Gerber Knife Comments:

My name is Chenting and I'm a freelance film and video producer from New York City. Over the past year, I was able to get to where I am now in my career, surprisingly, through my dad's Winchester folding knife!

Fresh out of film school, I was struggling to find connections and jobs where I can develop the skills and experience I needed to become a director of photography. Here and there, I was able to find some production assistant jobs. It was a start, but I needed to prove to the higher-ups that I was capable of doing what they did professionally, in order to move forward to reach my career goals.

In the field of film and TV production, you have to be quick and flexible - able to improvise on the field. Hanging lights off ceilings, and rigging microphones and sound equipment in strange locations are some of the things that film crews do. However, production assistants are usually not trusted enough to do those things. They typically handle paperwork, pick-up food orders and drive the crew around - the bottom of the food-chain.

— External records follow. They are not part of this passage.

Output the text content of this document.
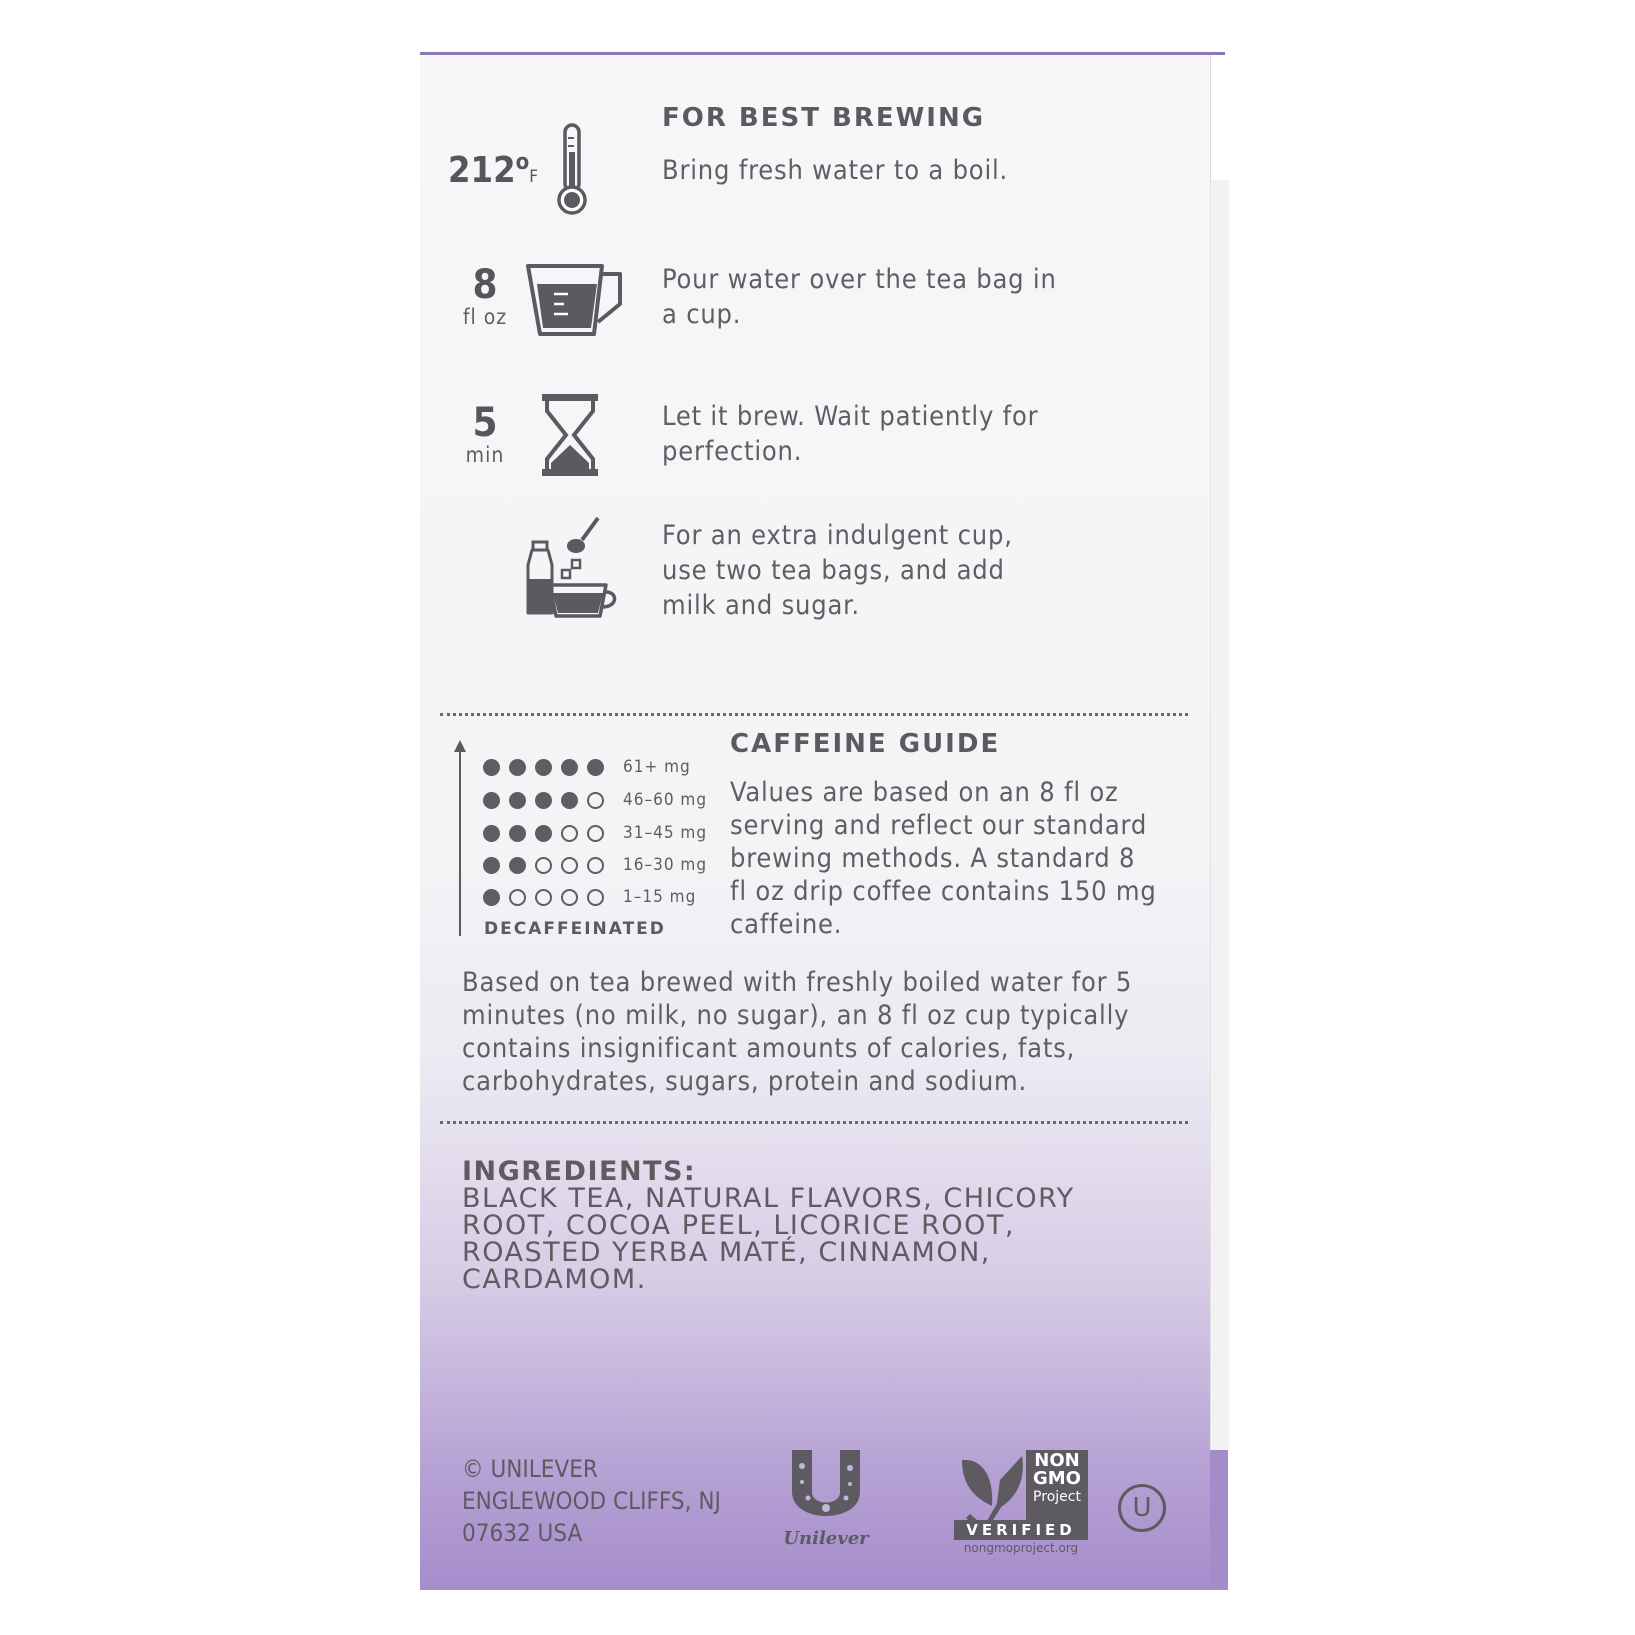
FOR BEST BREWING
212$^o$F	Bring fresh water to a boil.
8
fl oz
Pour water over the tea bag in a cup.
5
min
Let it brew. Wait patiently for perfection.
For an extra indulgent cup, use two tea bags, and add milk and sugar.
61+ mg
46–60 mg
31–45 mg
16–30 mg
1–15 mg
DECAFFEINATED
CAFFEINE GUIDE
Values are based on an 8 fl oz serving and reflect our standard brewing methods. A standard 8 fl oz drip coffee contains 150 mg caffeine.
Based on tea brewed with freshly boiled water for 5 minutes (no milk, no sugar), an 8 fl oz cup typically contains insignificant amounts of calories, fats, carbohydrates, sugars, protein and sodium.
INGREDIENTS:
BLACK TEA, NATURAL FLAVORS, CHICORY ROOT, COCOA PEEL, LICORICE ROOT, ROASTED YERBA MATÉ, CINNAMON, CARDAMOM.
© UNILEVER
ENGLEWOOD CLIFFS, NJ
07632 USA	Unilever
NON
GMO
Project
VERIFIED
nongmoproject.org
U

During one production, there was my big break. That morning before I left for work, it just so happened that I left my dad's knife in my cargo pant pocket from the day prior (I was using it to cut stuff at my apartment). During the shoot, the director of photography was rigging a light on the ceiling of an office building. Short on hands and short on time, he desperately needed a tool for cutting twine. But unfortunately (or fortunately for me) he left his tools in his van, which was parked in a lot far, far away.

I quickly handed him my folding knife from my pocket as he was on top of a ladder with the light. Surprised and grateful, he finished rigging the lights for that particular shot, and after the whole shoot, he thanked me again and took my number down. On the next job, I was the one rigging the lights for the director of photography. And from then on, I've moved forward smoothly in the film and video world.